Ça se traverse au pas de course, comme c’est écrit. Et l’on s’en étonne un peu, si l’on se souvient des romans précédents de Louis Hamelin, qui n’avaient pas toujours cette agilité. Il faut parler d’un virage majeur. Louis Hamelin devient l’écrivain considérable qu’on le soupçonnait d’être. Voici que sort des limbes, ou plutôt d’une forêt verbale autrefois livrée à une prolifération difficilement contrôlée, un récit vif, séduisant, marqué par une ironie moins destructrice que douloureuse et qui affecte d’un coefficient de doute les grandes croisades, notamment l’écologique, évoquées dans le roman. Les passions élémentaires et le goût de jouer, dans Le joueur de flûte, l’emportent à tous coups sur les lourdeurs de la réalité.
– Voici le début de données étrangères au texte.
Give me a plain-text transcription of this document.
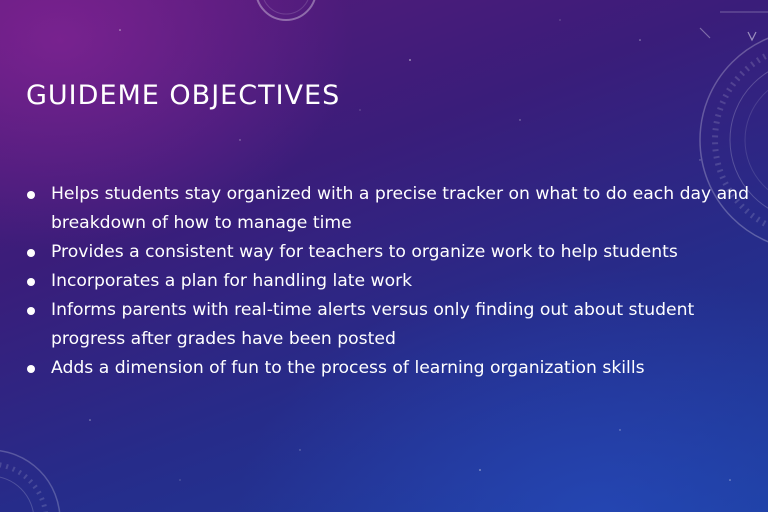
GUIDEME OBJECTIVES
Helps students stay organized with a precise tracker on what to do each day and breakdown of how to manage time
Provides a consistent way for teachers to organize work to help students
Incorporates a plan for handling late work
Informs parents with real-time alerts versus only finding out about student progress after grades have been posted
Adds a dimension of fun to the process of learning organization skills
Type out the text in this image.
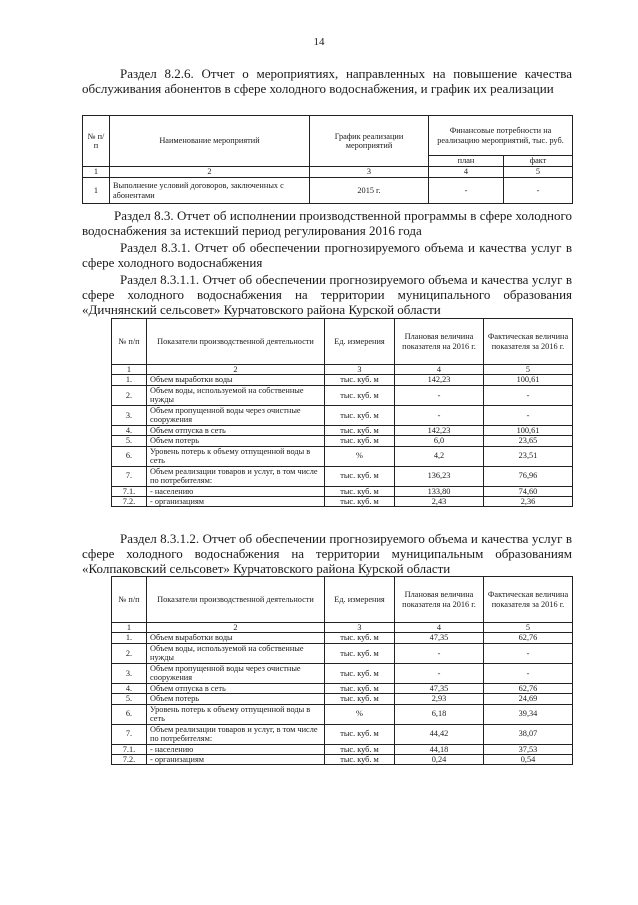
14
Раздел 8.2.6. Отчет о мероприятиях, направленных на повышение качества обслуживания абонентов в сфере холодного водоснабжения, и график их реализации
№ п/п	Наименование мероприятий	График реализации мероприятий	Финансовые потребности на реализацию мероприятий, тыс. руб.	
			план	факт
1	2	3	4	5
1	Выполнение условий договоров, заключенных с абонентами	2015 г.	-	-
Раздел 8.3. Отчет об исполнении производственной программы в сфере холодного водоснабжения за истекший период регулирования 2016 года
Раздел 8.3.1. Отчет об обеспечении прогнозируемого объема и качества услуг в сфере холодного водоснабжения
Раздел 8.3.1.1. Отчет об обеспечении прогнозируемого объема и качества услуг в сфере холодного водоснабжения на территории муниципального образования «Дичнянский сельсовет» Курчатовского района Курской области
№ п/п	Показатели производственной деятельности	Ед. измерения	Плановая величина показателя на 2016 г.	Фактическая величина показателя за 2016 г.
1	2	3	4	5
1.	Объем выработки воды	тыс. куб. м	142,23	100,61
2.	Объем воды, используемой на собственные нужды	тыс. куб. м	-	-
3.	Объем пропущенной воды через очистные сооружения	тыс. куб. м	-	-
4.	Объем отпуска в сеть	тыс. куб. м	142,23	100,61
5.	Объем потерь	тыс. куб. м	6,0	23,65
6.	Уровень потерь к объему отпущенной воды в сеть	%	4,2	23,51
7.	Объем реализации товаров и услуг, в том числе по потребителям:	тыс. куб. м	136,23	76,96
7.1.	- населению	тыс. куб. м	133,80	74,60
7.2.	- организациям	тыс. куб. м	2,43	2,36
Раздел 8.3.1.2. Отчет об обеспечении прогнозируемого объема и качества услуг в сфере холодного водоснабжения на территории муниципальным образованиям «Колпаковский сельсовет» Курчатовского района Курской области
№ п/п	Показатели производственной деятельности	Ед. измерения	Плановая величина показателя на 2016 г.	Фактическая величина показателя за 2016 г.
1	2	3	4	5
1.	Объем выработки воды	тыс. куб. м	47,35	62,76
2.	Объем воды, используемой на собственные нужды	тыс. куб. м	-	-
3.	Объем пропущенной воды через очистные сооружения	тыс. куб. м	-	-
4.	Объем отпуска в сеть	тыс. куб. м	47,35	62,76
5.	Объем потерь	тыс. куб. м	2,93	24,69
6.	Уровень потерь к объему отпущенной воды в сеть	%	6,18	39,34
7.	Объем реализации товаров и услуг, в том числе по потребителям:	тыс. куб. м	44,42	38,07
7.1.	- населению	тыс. куб. м	44,18	37,53
7.2.	- организациям	тыс. куб. м	0,24	0,54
Le narrateur, Ti-Luc Blouin, a eu pour parents une femme en vadrouille (qui deviendra plus tard fonctionnaire au Conseil des Arts du Canada) et un hippie de la grande époque, un Américain refusant d’aller se battre au Viêt Nam, qui s’étaient rencontrés à la mythique Maison du pêcheur, à Percé. Le père n’a pas tardé à disparaître, la mère est morte dans un accident et le père suppléant s’est fait tuer en posant une bombe pour le FLQ. Le fils, lui, n’est pas de la pâte dont on fait les héros. Il souffre d’une déficience (une vraie, physique) à l’épine dorsale, d’une autre à la fibre morale, partage son temps entre les bars et son travail de chargé de projet en environnement. « Je n’avais aucun avenir, dit-il, et je ne désirais rien d’autre. »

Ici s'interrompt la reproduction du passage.